Top SEO Ranking Factors for 2024: Part 2
In part one of our web series on how to organically rank your website as a top result in search engines, we covered HTML tagging and schema. Both of which are vital for search engines to understand what content is on your site.
Next up we cover something that is so important, that if you get it wrong all of your search engine optimization efforts could go to waste – this is website structure. The art of structuring the overall flow of your website (also known as website architecture). Here there are two things that matter:
The user cannot get lost because the content is so well organized. (user experience)
Your content is organized in a matter that is easy to crawl. (SEO)
This may seem like an over simplification, and that’s because over simplification is of the utmost importance when it comes to navigation.
Is website structure important?
We’ve said it before and we will say it again, the average user is skimming through your content to see what you offer. It’s the robots that digest every single bit of information, to understand if your site deserves to be number one.
Generally, website architecture is planned out before the website is developed, or even designed. This is a process called User Experience Design, and it helps you make a blueprint of the web site’s architecture and navigational layout before the design process takes place.
Having a well built site plan and organizing your web pages is vital to the success of your SEO strategy because it enables SERPs like Google to easily find and index all the pages on your site. It tells the search crawlers which pages are related to each other.
If Google finds your site disorganized, it may will disvalue or completely leave out pages from the results. This may result in information that is important to your reader not showing up on the results page.
What is the best website layout?
As you can see in the infographic we have attached above, your content should follow a hierarchical model. While there are other models, and differently layouts of sites – we do not agree that the others work as well as the hierarchical website structure for SEO.

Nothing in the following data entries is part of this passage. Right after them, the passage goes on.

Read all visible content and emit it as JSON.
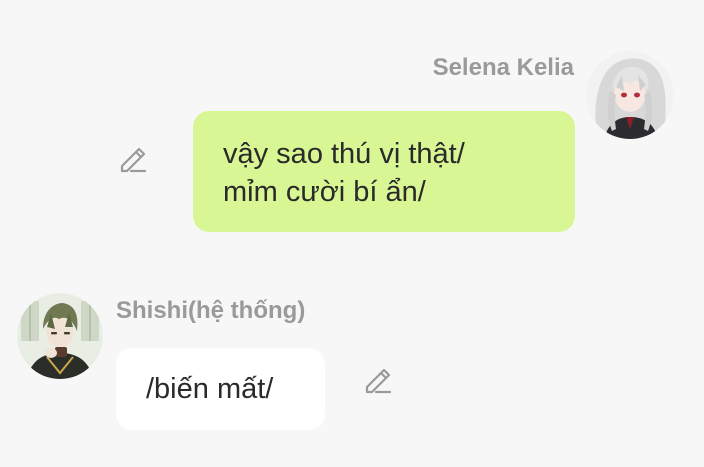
{
  "messages": [
    {
      "sender": "Selena Kelia",
      "lines": [
        "vậy sao thú vị thật/",
        "mỉm cười bí ẩn/"
      ],
      "bubble_color": "#d8f794",
      "avatar_icon": "anime-girl-avatar-icon",
      "edit_icon": "pencil-edit-icon"
    },
    {
      "sender": "Shishi(hệ thống)",
      "lines": [
        "/biến mất/"
      ],
      "bubble_color": "#ffffff",
      "avatar_icon": "anime-boy-avatar-icon",
      "edit_icon": "pencil-edit-icon"
    }
  ],
  "colors": {
    "background": "#f7f7f7",
    "name_text": "#9a9a9a",
    "message_text": "#2a2a2a"
  }
}
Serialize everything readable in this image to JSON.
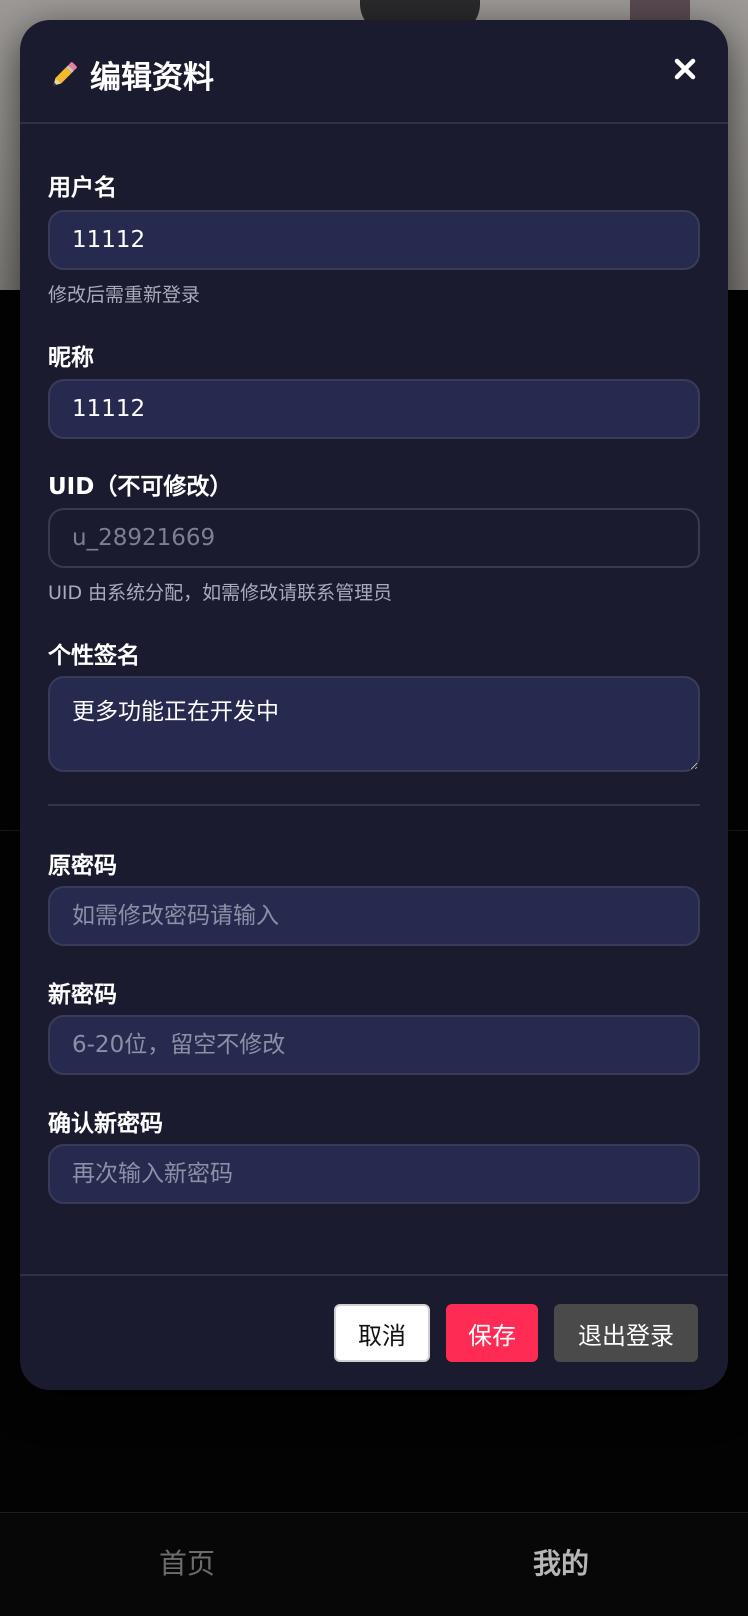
{
  "modal": {
    "title": "编辑资料",
    "title_icon": "pencil-icon",
    "close_icon": "close-icon"
  },
  "form": {
    "username": {
      "label": "用户名",
      "value": "11112",
      "hint": "修改后需重新登录"
    },
    "nickname": {
      "label": "昵称",
      "value": "11112"
    },
    "uid": {
      "label": "UID（不可修改）",
      "value": "u_28921669",
      "hint": "UID 由系统分配，如需修改请联系管理员"
    },
    "signature": {
      "label": "个性签名",
      "value": "更多功能正在开发中"
    },
    "old_password": {
      "label": "原密码",
      "placeholder": "如需修改密码请输入"
    },
    "new_password": {
      "label": "新密码",
      "placeholder": "6-20位，留空不修改"
    },
    "confirm_password": {
      "label": "确认新密码",
      "placeholder": "再次输入新密码"
    }
  },
  "footer": {
    "cancel_label": "取消",
    "save_label": "保存",
    "logout_label": "退出登录"
  },
  "bottom_nav": {
    "items": [
      {
        "label": "首页",
        "active": false
      },
      {
        "label": "我的",
        "active": true
      }
    ]
  },
  "colors": {
    "modal_bg": "#1b1b2f",
    "input_bg": "#272a4f",
    "save_button": "#fe2c55",
    "logout_button": "#4a4a4a"
  }
}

Let’s break down an example. Imagine you own a website about lawn mowers. Your home page will most likely be a broader keyword that can encompass all the categories of lawn mowers.
Next you may have gasoline models, electric models, and push models. These, would be your categories.
After this you may move into even more niche content. For an example, you could do maintenance, reviews of models, and promotional blogs.
The further you go the more niche your content gets. The more niche the content, the more valuable it is to a reader. A key factor is to be creating sub categories for each parent page. So instead of having a maintenance or reviews blog for the entire website you should create a “gasoline lawn mower maintenance” blog – alongside one for “electric mowers” and “push mowers”.
URL Structure
How does the search crawler know how they are connected? It’s in the URL, for example:
www.jordanslawnmowers.com/blog
This would tell the crawler that the blog is general to the entire site.
www.jordanslawnmowers.com/gasoline-lawnmowers/reviews
This tells the crawlers that this review blog relates directly to your gasoline category.
It is vitally important to make sure you do your keyword research prior to your site going live. This will allow you to design the most SEO friendly URL structure. We suggest useing a program like All in one SEO or YOAST. This will help make sure your URLs and website architecture are optimized for search engines.
By properly grouping similar content you ensure that the site is easy to navigate for potential clients and crawlers.
Does internal linking help with SEO?
This is a question asked more often than not. Will linking pages internally increase my SEO. While the answer is yes, it may now be for the reasons that you think.
Linking pages internally helps flatten your website. So instead of creating too deep of niche categories, they are still easy to navigate and remember how you got there. This can be done via sub menus, contextual tagging, breadcrumbs and buttons.
Additionally, using contextual tagging for external links such as products and research does not help your site ranking on google – though it can be very helpful for the user and create a better experience.
XML and HTML Site Maps
Site maps are a database of URLS and data that help both users and search engines navigate your website. A proper sitemap will include the hierarchy of the pages. Depending on the type of blog, these can also contain various meta data such as the last time it was updated.
If you wish to learn more about the difference between XML site maps and HTML sitemaps you can read our in depth blog here.
Contextual Tagging
Contextual tagging refers to hyperlinks via anchor text. This is best used for linking to supporting data, or to another page/article on your site that may explain something in greater depth. Much like we did in the site map section above.
Breadcrumb Navigation
Mostly found within blogging and e-commerce sites, this shows where you are in the hierarchy of pages. Allowing you to navigate up through categories and see similar content quickly. See this example from a clients product pages.
Having a website that is not properly linked can cause two major problems:
Varying Domain Authority
Internal linking can help the authority of one page spread across the site. This means if one blog is linked to more than others, proper internal linking can spread its authority helping the rest of your site rank on Google as well. As a rule of thumb we suggest making sure pages on your website can be navigated to within two or three clicks.
What are orphaned pages in web development?
An orphaned page refers to one that cannot be found by search crawlers. This means that it will not even show up in any result pages. This can be fixed by internal linking, archive pages, and having a proper site map. This will allow search engines to crawl through each page.
If your site is showing orphaned pages, the first step is check what the pages are. Most web builders and CMS systems have a place where this information can be viewed. More often than not we find clients have their old blogs or even products not showing up because their item loops have a limit.
A simple fix is to make sure your product pages and blog archives have the limit set to an unlimited amount of blogs.